I have read books where the formula appears to be there, but the story falls flat. I have also read books that play--sometimes grievously-- with formula, yet they are enjoyable because the writer manages to make it real. Whether it actually is REAL to them or simply something they feel REALLY passionate about, I don't know.
Maybe these stories speak to me because I am far more a student of life than a student of formal education. It remains to be seen if that translates successfully into my writing, or if I need to go back and paper my walls with a few more parchment type objects du art.

1:45 PM, September 18, 2006  
Blogger Erica Orloff said...

milady:
Funny . . . I have never, ever thought of what i would do if the well runs dry. I guess I always presumed I'd one day die at my keyboard!
E

3:43 PM, September 18, 2006  
Blogger Jude Hardin said...

Erica:

Whoever betrayed you or broke your heart was an idiot, IMO.

But you're right. It's our times in Heartbreak Hotel (where some of us dwell to this day) that often make for good grist in our stories.

I read somewhere that the average age of authors who make the bestseller list for the first time is fifty. That says a lot.

3:45 PM, September 18, 2006  
Blogger Erica Orloff said...

lianey:
Excellent point. You can get past some writing that's so-so if you really care about the characters.

E

3:46 PM, September 18, 2006  
Blogger Erica Orloff said...

Jude:
Well, there are more than a few male idiots running around then. LOL!

E

3:50 PM, September 18, 2006  
Blogger Jude Hardin said...

Maybe they're hooking up with all the female idiots I've known.

Hope they have WONDERFUL lives together.

9:01 PM, September 18, 2006  
Blogger Kathy said...

Heartbreak:

When I discovered that my dad was very human and could make mistakes.

When I realized that some college instructors don't give a crap.

When love devolved into obsession, and I learned way too much about the legal system and mental illness.

When the senior dog I fostered had to be put to sleep.

When family turned out to be more impassioned by causing harm and hurt than total strangers.
______

For a very long time, because of childhood issues, I didn't feel much at all, not rage or anger, or happiness and joy.

I recall the wonder I experienced when I was able to shed tears as an adult...each tear then and since has been a precious jewel.

Yeah, I can relate to possessing those pieces of useless paper.

Great post, Erica!

11:07 PM, September 18, 2006  
Blogger Erica Orloff said...

Kate:
All so poignant.

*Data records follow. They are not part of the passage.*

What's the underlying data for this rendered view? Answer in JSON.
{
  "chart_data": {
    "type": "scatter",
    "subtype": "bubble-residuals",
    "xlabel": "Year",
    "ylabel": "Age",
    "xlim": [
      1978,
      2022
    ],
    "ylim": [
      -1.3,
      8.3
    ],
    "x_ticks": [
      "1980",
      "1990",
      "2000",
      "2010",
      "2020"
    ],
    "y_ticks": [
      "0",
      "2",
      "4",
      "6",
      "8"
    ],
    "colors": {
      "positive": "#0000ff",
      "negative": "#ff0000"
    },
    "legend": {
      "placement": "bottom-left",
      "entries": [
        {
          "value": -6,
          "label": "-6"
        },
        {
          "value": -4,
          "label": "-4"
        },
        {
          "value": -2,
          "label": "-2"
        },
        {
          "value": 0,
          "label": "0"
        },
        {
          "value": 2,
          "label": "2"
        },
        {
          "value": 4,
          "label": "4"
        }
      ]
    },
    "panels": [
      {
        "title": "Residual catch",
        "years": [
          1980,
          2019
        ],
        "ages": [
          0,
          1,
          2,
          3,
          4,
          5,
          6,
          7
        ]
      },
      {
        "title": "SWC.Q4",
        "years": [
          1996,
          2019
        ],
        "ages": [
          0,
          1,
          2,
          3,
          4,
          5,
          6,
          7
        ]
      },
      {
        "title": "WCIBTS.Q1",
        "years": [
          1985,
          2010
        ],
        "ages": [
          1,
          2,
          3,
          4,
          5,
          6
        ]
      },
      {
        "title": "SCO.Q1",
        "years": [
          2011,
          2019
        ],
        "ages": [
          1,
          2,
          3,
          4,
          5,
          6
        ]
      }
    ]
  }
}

Thanks for sharing. And yes, sometimes tears are special that way.

E

P.S. Sometimes I wonder what will be a good post and what not. I felt so-so on this one and got some great responses here and some offline. Amazing what connects us all.

5:53 AM, September 19, 2006  
Blogger Ewoh Nairb said...

Everyone goes through "things" in their life.

It is what you do with it that makes a difference.

If you let it control and command your life and your outlook you will come to a much different place than if you don't examine the feelings at all.

On the other hand, if you allow yourself the freedom to be with the feelings, but not to let them be in control, then you have a great place to examine them from, as well as to write from.

5:04 PM, September 19, 2006  
Blogger Natalie Damschroder said...

I've often thought about this. When I first started writing romance for publication, I was only about 22. I was told no one had gotten published before 30, except Rebecca Brandywine, who was 28, they thought. It made sense to me, because I figured life lessons made for a richer, more compelling writer.

Nowadays, though, especially with chick lit and YA romance (and I'm talking only about romance because that's what I write and therefore what I study, though it's happening in other genres, too), people in their 20s are selling all the time.

My theory is that our worlds are so much more open than they were 13 years ago, even, and of course before that. We have so much to connect us to each other and to other people's experiences and even to other countries and the lives their citizens lead, that we can absorb those experiences without having to actually live them.